Polyurethane and its composites derived from bio-sources: Synthesis, characterization and adsorption studies

Abstract

Polyols from chaulmoogra seed oil and grape seed oil were prepared by epoxidation and ring opening of oxirane ring using lactic acid in nitrogen atmosphere with a control over their functionality. Nanocellulose was derived from Desmostachya Bipinnata grass leaves and further surface functionalized. Modified nanocellulose was used as filler to prepare porous flexible bio-based polyurethane nanocomposites via in-situ polymerization. Adsorption of malachite green (MG) dye from wastewater using the prepared polyurethane composites was carried out.

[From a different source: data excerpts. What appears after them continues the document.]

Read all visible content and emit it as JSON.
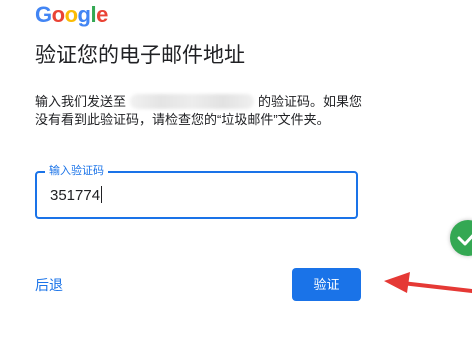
{
  "logo": {
    "letters": [
      "G",
      "o",
      "o",
      "g",
      "l",
      "e"
    ],
    "colors": [
      "#4285F4",
      "#EA4335",
      "#FBBC05",
      "#4285F4",
      "#34A853",
      "#EA4335"
    ]
  },
  "page": {
    "title": "验证您的电子邮件地址",
    "description_prefix": "输入我们发送至",
    "description_suffix": "的验证码。如果您没有看到此验证码，请检查您的“垃圾邮件”文件夹。"
  },
  "code_field": {
    "label": "输入验证码",
    "value": "351774"
  },
  "actions": {
    "back_label": "后退",
    "verify_label": "验证"
  },
  "colors": {
    "accent": "#1a73e8",
    "annotation_arrow": "#e53935",
    "success_badge": "#34a853"
  },
  "icons": {
    "success": "check-icon",
    "annotation": "red-arrow-icon"
  }
}
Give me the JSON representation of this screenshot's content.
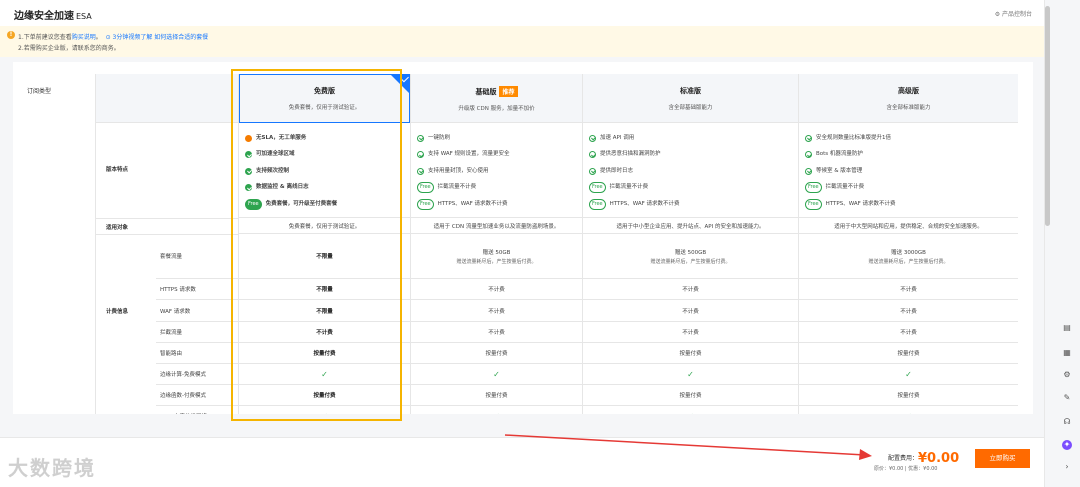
{
  "header": {
    "title": "边缘安全加速",
    "title_en": "ESA",
    "console": "产品控制台"
  },
  "notice": {
    "line1_prefix": "1.下单前建议您查看",
    "line1_link": "购买说明",
    "line1_video": "3分钟视频了解 如何选择合适的套餐",
    "line2": "2.若需购买企业版，请联系您的商务。"
  },
  "labels": {
    "sub_type": "订阅类型",
    "features": "版本特点",
    "target": "适用对象",
    "billing": "计费信息"
  },
  "billing_rows": [
    "套餐流量",
    "HTTPS 请求数",
    "WAF 请求数",
    "拦截流量",
    "智能路由",
    "边缘计算-免费模式",
    "边缘函数-付费模式",
    "CDN 内容分发网络"
  ],
  "plans": [
    {
      "name": "免费版",
      "desc": "免费套餐，仅用于测试验证。",
      "features": [
        {
          "icon": "warn",
          "text": "无SLA，无工单服务"
        },
        {
          "icon": "on",
          "text": "可加速全球区域"
        },
        {
          "icon": "on",
          "text": "支持频次控制"
        },
        {
          "icon": "on",
          "text": "数据监控 & 离线日志"
        },
        {
          "icon": "tagfill",
          "tag": "Free",
          "text": "免费套餐，可升级至付费套餐"
        }
      ],
      "target": "免费套餐，仅用于测试验证。",
      "rows": [
        {
          "main": "不限量"
        },
        {
          "main": "不限量"
        },
        {
          "main": "不限量"
        },
        {
          "main": "不计费"
        },
        {
          "main": "按量付费"
        },
        {
          "main": "✓"
        },
        {
          "main": "按量付费"
        },
        {
          "main": "✓"
        }
      ]
    },
    {
      "name": "基础版",
      "badge": "推荐",
      "desc": "升级版 CDN 服务，加量不加价",
      "features": [
        {
          "icon": "off",
          "text": "一键防刷"
        },
        {
          "icon": "off",
          "text": "支持 WAF 规则设置，流量更安全"
        },
        {
          "icon": "off",
          "text": "支持用量封顶，安心使用"
        },
        {
          "icon": "tag",
          "tag": "Free",
          "text": "拦截流量不计费"
        },
        {
          "icon": "tag",
          "tag": "Free",
          "text": "HTTPS、WAF 请求数不计费"
        }
      ],
      "target": "适用于 CDN 流量型加速业务以及流量防盗刷场景。",
      "rows": [
        {
          "main": "赠送 50GB",
          "sub": "赠送流量耗尽后，产生按量后付费。"
        },
        {
          "main": "不计费"
        },
        {
          "main": "不计费"
        },
        {
          "main": "不计费"
        },
        {
          "main": "按量付费"
        },
        {
          "main": "✓"
        },
        {
          "main": "按量付费"
        },
        {
          "main": "✓"
        }
      ]
    },
    {
      "name": "标准版",
      "desc": "含全部基础版能力",
      "features": [
        {
          "icon": "off",
          "text": "加速 API 调用"
        },
        {
          "icon": "off",
          "text": "提供恶意扫描和漏洞防护"
        },
        {
          "icon": "off",
          "text": "提供即时日志"
        },
        {
          "icon": "tag",
          "tag": "Free",
          "text": "拦截流量不计费"
        },
        {
          "icon": "tag",
          "tag": "Free",
          "text": "HTTPS、WAF 请求数不计费"
        }
      ],
      "target": "适用于中小型企业应用、提升站点、API 的安全和加速能力。",
      "rows": [
        {
          "main": "赠送 500GB",
          "sub": "赠送流量耗尽后，产生按量后付费。"
        },
        {
          "main": "不计费"
        },
        {
          "main": "不计费"
        },
        {
          "main": "不计费"
        },
        {
          "main": "按量付费"
        },
        {
          "main": "✓"
        },
        {
          "main": "按量付费"
        },
        {
          "main": "✓"
        }
      ]
    },
    {
      "name": "高级版",
      "desc": "含全部标准版能力",
      "features": [
        {
          "icon": "off",
          "text": "安全规则数量比标准版提升1倍"
        },
        {
          "icon": "off",
          "text": "Bots 机器流量防护"
        },
        {
          "icon": "off",
          "text": "等候室 & 版本管理"
        },
        {
          "icon": "tag",
          "tag": "Free",
          "text": "拦截流量不计费"
        },
        {
          "icon": "tag",
          "tag": "Free",
          "text": "HTTPS、WAF 请求数不计费"
        }
      ],
      "target": "适用于中大型网站和应用，提供稳定、合规的安全加速服务。",
      "rows": [
        {
          "main": "赠送 3000GB",
          "sub": "赠送流量耗尽后，产生按量后付费。"
        },
        {
          "main": "不计费"
        },
        {
          "main": "不计费"
        },
        {
          "main": "不计费"
        },
        {
          "main": "按量付费"
        },
        {
          "main": "✓"
        },
        {
          "main": "按量付费"
        },
        {
          "main": "✓"
        }
      ]
    }
  ],
  "footer": {
    "cost_label": "配置费用：",
    "cost_amount": "¥0.00",
    "orig": "原价：¥0.00 | 优惠：¥0.00",
    "buy": "立即购买",
    "watermark": "大数跨境"
  },
  "colors": {
    "accent": "#1677ff",
    "orange": "#ff6a00",
    "green": "#2ea44f",
    "highlight": "#f5b400"
  }
}
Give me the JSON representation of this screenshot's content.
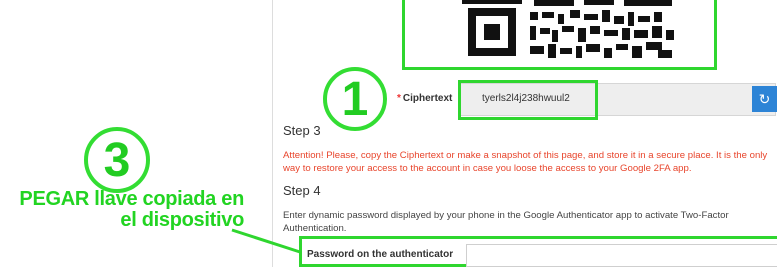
{
  "annotations": {
    "circle_1": "1",
    "circle_3": "3",
    "callout_line1": "PEGAR llave copiada en",
    "callout_line2": "el dispositivo"
  },
  "ciphertext": {
    "label": "Ciphertext",
    "required_mark": "*",
    "value": "tyerls2l4j238hwuul2",
    "refresh_icon": "refresh-icon"
  },
  "step3": {
    "title": "Step 3",
    "warning_line1": "Attention! Please, copy the Ciphertext or make a snapshot of this page, and store it in a secure place. It is the only",
    "warning_line2": "way to restore your access to the account in case you loose the access to your Google 2FA app."
  },
  "step4": {
    "title": "Step 4",
    "instructions_line1": "Enter dynamic password displayed by your phone in the Google Authenticator app to activate Two-Factor",
    "instructions_line2": "Authentication.",
    "password_label": "Password on the authenticator",
    "password_value": ""
  },
  "colors": {
    "highlight": "#2fd62f",
    "warning": "#e8452c",
    "button": "#2d84d6"
  }
}
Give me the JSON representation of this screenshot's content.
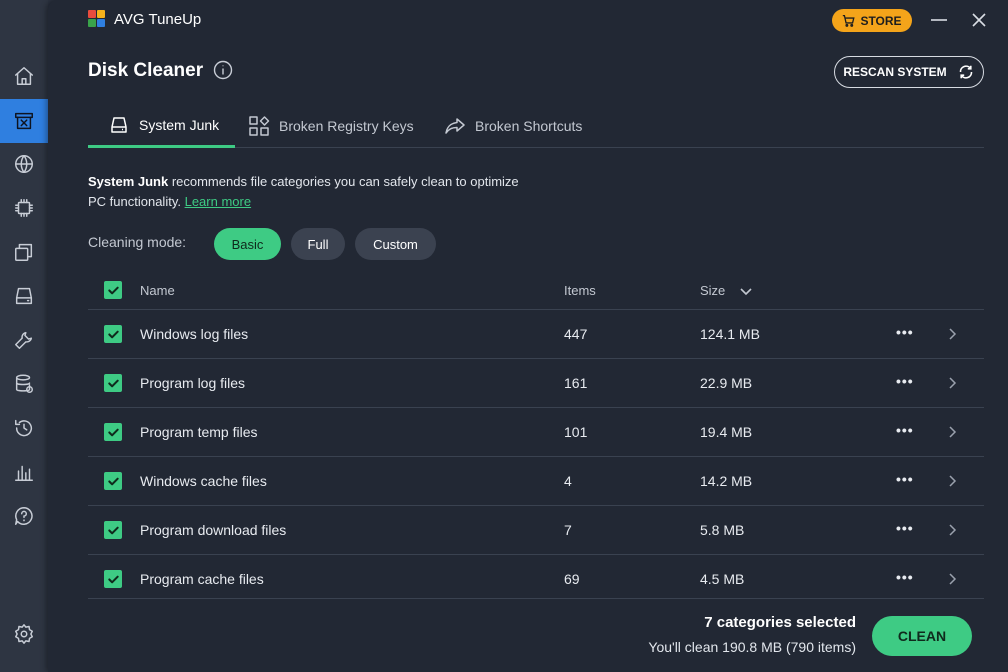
{
  "window": {
    "title": "AVG TuneUp",
    "store_label": "STORE"
  },
  "header": {
    "title": "Disk Cleaner",
    "rescan_label": "RESCAN SYSTEM"
  },
  "tabs": [
    {
      "label": "System Junk",
      "icon": "drive-icon",
      "active": true
    },
    {
      "label": "Broken Registry Keys",
      "icon": "registry-icon",
      "active": false
    },
    {
      "label": "Broken Shortcuts",
      "icon": "shortcut-arrow-icon",
      "active": false
    }
  ],
  "description": {
    "bold": "System Junk",
    "text": " recommends file categories you can safely clean to optimize PC functionality.",
    "link": "Learn more"
  },
  "cleaning_mode": {
    "label": "Cleaning mode:",
    "options": [
      "Basic",
      "Full",
      "Custom"
    ],
    "selected": "Basic"
  },
  "table": {
    "columns": {
      "name": "Name",
      "items": "Items",
      "size": "Size"
    },
    "rows": [
      {
        "name": "Windows log files",
        "items": "447",
        "size": "124.1 MB",
        "checked": true
      },
      {
        "name": "Program log files",
        "items": "161",
        "size": "22.9 MB",
        "checked": true
      },
      {
        "name": "Program temp files",
        "items": "101",
        "size": "19.4 MB",
        "checked": true
      },
      {
        "name": "Windows cache files",
        "items": "4",
        "size": "14.2 MB",
        "checked": true
      },
      {
        "name": "Program download files",
        "items": "7",
        "size": "5.8 MB",
        "checked": true
      },
      {
        "name": "Program cache files",
        "items": "69",
        "size": "4.5 MB",
        "checked": true
      }
    ]
  },
  "footer": {
    "selected_text": "7 categories selected",
    "summary_text": "You'll clean 190.8 MB (790 items)",
    "clean_label": "CLEAN"
  },
  "sidebar": {
    "items": [
      {
        "icon": "home-icon"
      },
      {
        "icon": "disk-cleaner-icon",
        "active": true
      },
      {
        "icon": "globe-icon"
      },
      {
        "icon": "chip-icon"
      },
      {
        "icon": "windows-stack-icon"
      },
      {
        "icon": "drive-icon"
      },
      {
        "icon": "wrench-icon"
      },
      {
        "icon": "database-icon"
      },
      {
        "icon": "history-icon"
      },
      {
        "icon": "chart-icon"
      },
      {
        "icon": "help-icon"
      },
      {
        "icon": "settings-icon"
      }
    ]
  },
  "colors": {
    "accent": "#3ecb84",
    "store": "#f4a41a",
    "active_sidebar": "#2f7fe0"
  }
}
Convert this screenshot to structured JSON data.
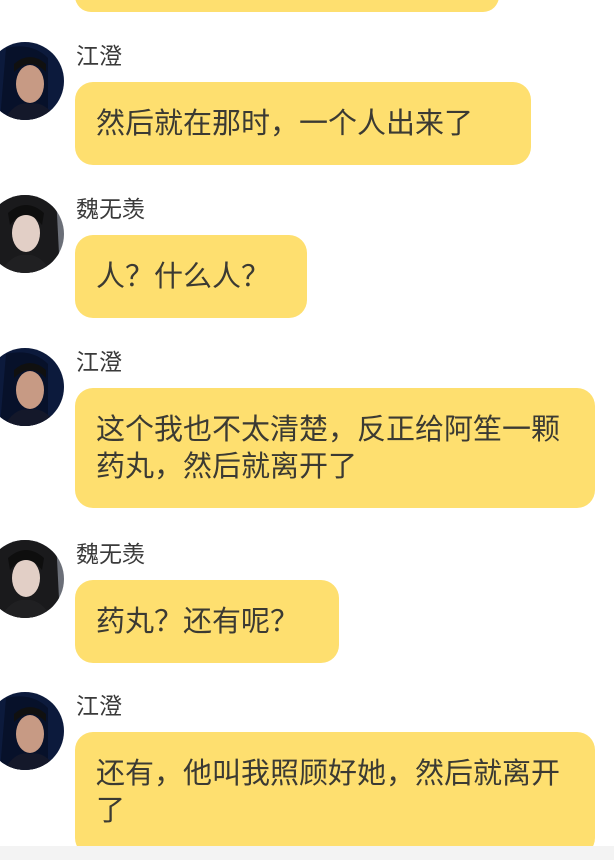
{
  "messages": [
    {
      "sender": "江澄",
      "text": "然后就在那时，一个人出来了"
    },
    {
      "sender": "魏无羡",
      "text": "人？什么人？"
    },
    {
      "sender": "江澄",
      "text": "这个我也不太清楚，反正给阿笙一颗药丸，然后就离开了"
    },
    {
      "sender": "魏无羡",
      "text": "药丸？还有呢？"
    },
    {
      "sender": "江澄",
      "text": "还有，他叫我照顾好她，然后就离开了"
    }
  ],
  "colors": {
    "bubble": "#fedf6f",
    "text": "#3b3a33",
    "background": "#ffffff"
  }
}
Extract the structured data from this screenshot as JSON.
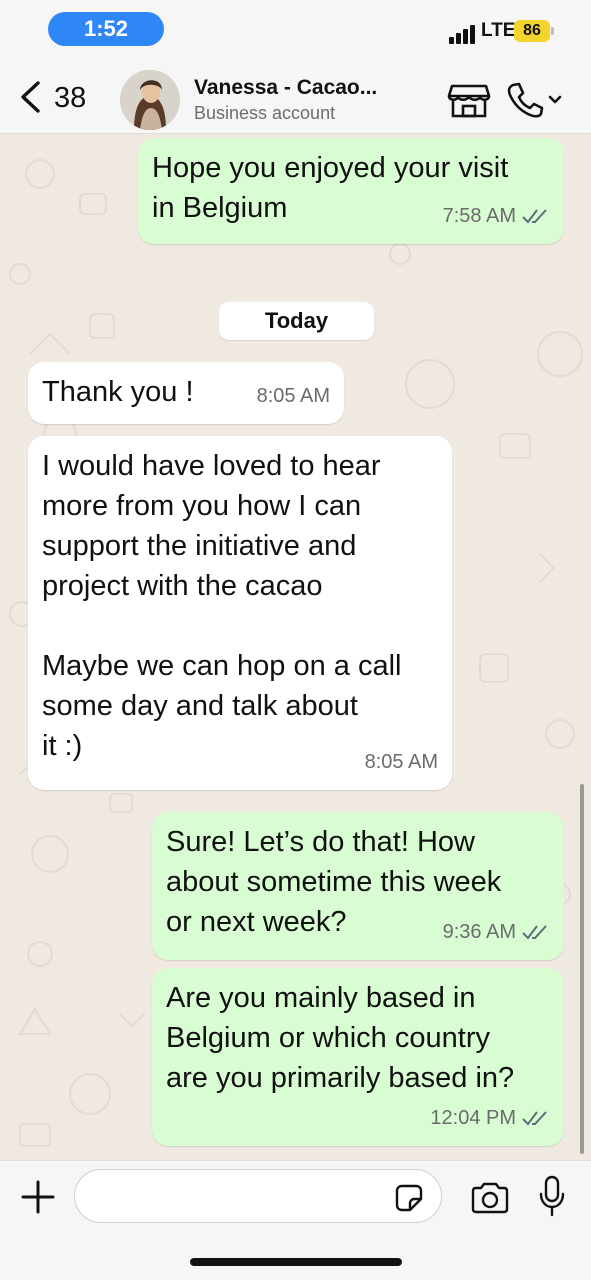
{
  "status_bar": {
    "time": "1:52",
    "network": "LTE",
    "battery": "86",
    "time_pill_color": "#2f86f6",
    "battery_color": "#f2d42c"
  },
  "header": {
    "back_count": "38",
    "contact_name": "Vanessa - Cacao...",
    "contact_subtitle": "Business account",
    "icons": [
      "chevron-left-icon",
      "avatar",
      "store-icon",
      "phone-icon",
      "chevron-down-icon"
    ]
  },
  "chat": {
    "date_separator": "Today",
    "colors": {
      "outgoing": "#d9fdd3",
      "incoming": "#ffffff",
      "wallpaper": "#efe9e1",
      "read_ticks": "#5c6d78"
    },
    "messages": [
      {
        "direction": "out",
        "text": "Hope you enjoyed your visit\nin Belgium",
        "time": "7:58 AM",
        "status": "read"
      },
      {
        "direction": "in",
        "text": "Thank you !",
        "time": "8:05 AM"
      },
      {
        "direction": "in",
        "text": "I would have loved to hear\nmore from you how I can\nsupport the initiative and\nproject with the cacao\n\nMaybe we can hop on a call\nsome day and talk about\nit :)",
        "time": "8:05 AM"
      },
      {
        "direction": "out",
        "text": "Sure! Let’s do that! How\nabout sometime this week\nor next week?",
        "time": "9:36 AM",
        "status": "read"
      },
      {
        "direction": "out",
        "text": "Are you mainly based in\nBelgium or which country\nare you primarily based in?",
        "time": "12:04 PM",
        "status": "read"
      }
    ]
  },
  "composer": {
    "placeholder": "",
    "icons": [
      "plus-icon",
      "sticker-icon",
      "camera-icon",
      "microphone-icon"
    ]
  }
}
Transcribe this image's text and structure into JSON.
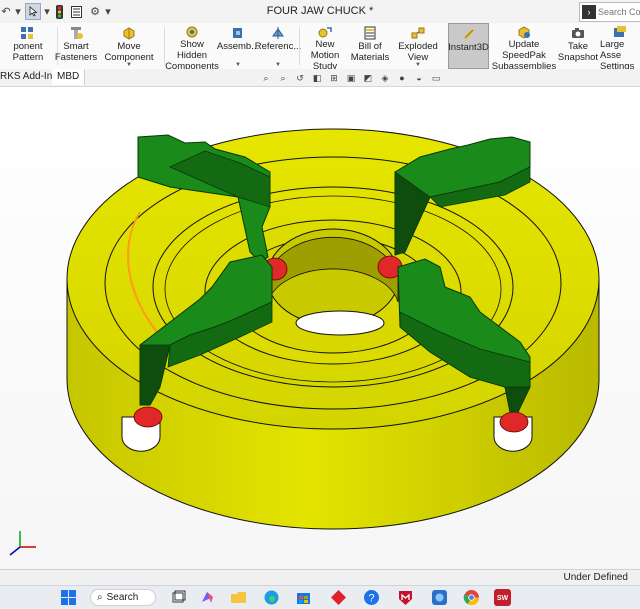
{
  "window": {
    "title": "FOUR JAW CHUCK *"
  },
  "search": {
    "placeholder": "Search Comm"
  },
  "ribbon": {
    "buttons": [
      {
        "label": "ponent Pattern",
        "icon": "component-pattern-icon"
      },
      {
        "label": "Smart\nFasteners",
        "icon": "smart-fasteners-icon"
      },
      {
        "label": "Move Component",
        "icon": "move-component-icon"
      },
      {
        "label": "Show Hidden\nComponents",
        "icon": "show-hidden-icon"
      },
      {
        "label": "Assemb...",
        "icon": "assembly-features-icon"
      },
      {
        "label": "Referenc...",
        "icon": "reference-geometry-icon"
      },
      {
        "label": "New Motion\nStudy",
        "icon": "motion-study-icon"
      },
      {
        "label": "Bill of\nMaterials",
        "icon": "bill-of-materials-icon"
      },
      {
        "label": "Exploded View",
        "icon": "exploded-view-icon"
      },
      {
        "label": "Instant3D",
        "icon": "instant3d-icon",
        "active": true
      },
      {
        "label": "Update SpeedPak\nSubassemblies",
        "icon": "speedpak-icon"
      },
      {
        "label": "Take\nSnapshot",
        "icon": "snapshot-icon"
      },
      {
        "label": "Large Asse\nSettings",
        "icon": "large-assembly-icon"
      }
    ]
  },
  "tabs": [
    {
      "label": "RKS Add-Ins"
    },
    {
      "label": "MBD"
    }
  ],
  "status": {
    "text": "Under Defined"
  },
  "taskbar": {
    "search_label": "Search"
  },
  "colors": {
    "body": "#dede00",
    "body_dark": "#b5b500",
    "jaw": "#1a7a1a",
    "jaw_dark": "#0f4d0f",
    "screw": "#e03030",
    "active_button": "#c9c9c9"
  }
}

The effect of varying factors such as weight percentage of filers (modified nanocellulose), dosage of the adsorbent, pH, temperature and time on the MG adsorption have been studied experimentally. Material characterization for prepared materials was carried out using FTIR, NMR, TGA, DSC, and SEM along with other physical and chemical methods. FTIR results indicated the presence of peaks at 1704 cm−1 for –C=O stretching vibrations from urethane groups, 1531 cm−1 for –NH bending, 1232 cm−1 for –C–N stretching and 1105 cm−1 for –C–O stretching in the urethane group (–NHCOO–) thus, indicating the formation of urethane linkage in the polyurethane. Polyols with functionality around 2.8 were obtained from the oils, which has contributed to forming flexible polyurethanes. Morphological studies indicate the nano fibrillation of cellulose and closed-cell porosity in polyurethane and its composites. The flexible porous PU and its nanocellulose composites displayed improved thermal stability from 256.3°C to 270.5°C. Taguchi’s L27 orthogonal array have been applied for experimental design and optimization and the results were analyzed using ANOVA for raw and S/N ratio. It was found that pH is the most influential factor for adsorption lead by quantity of nanocellulose, time, dosage of the adsorbent and temperature.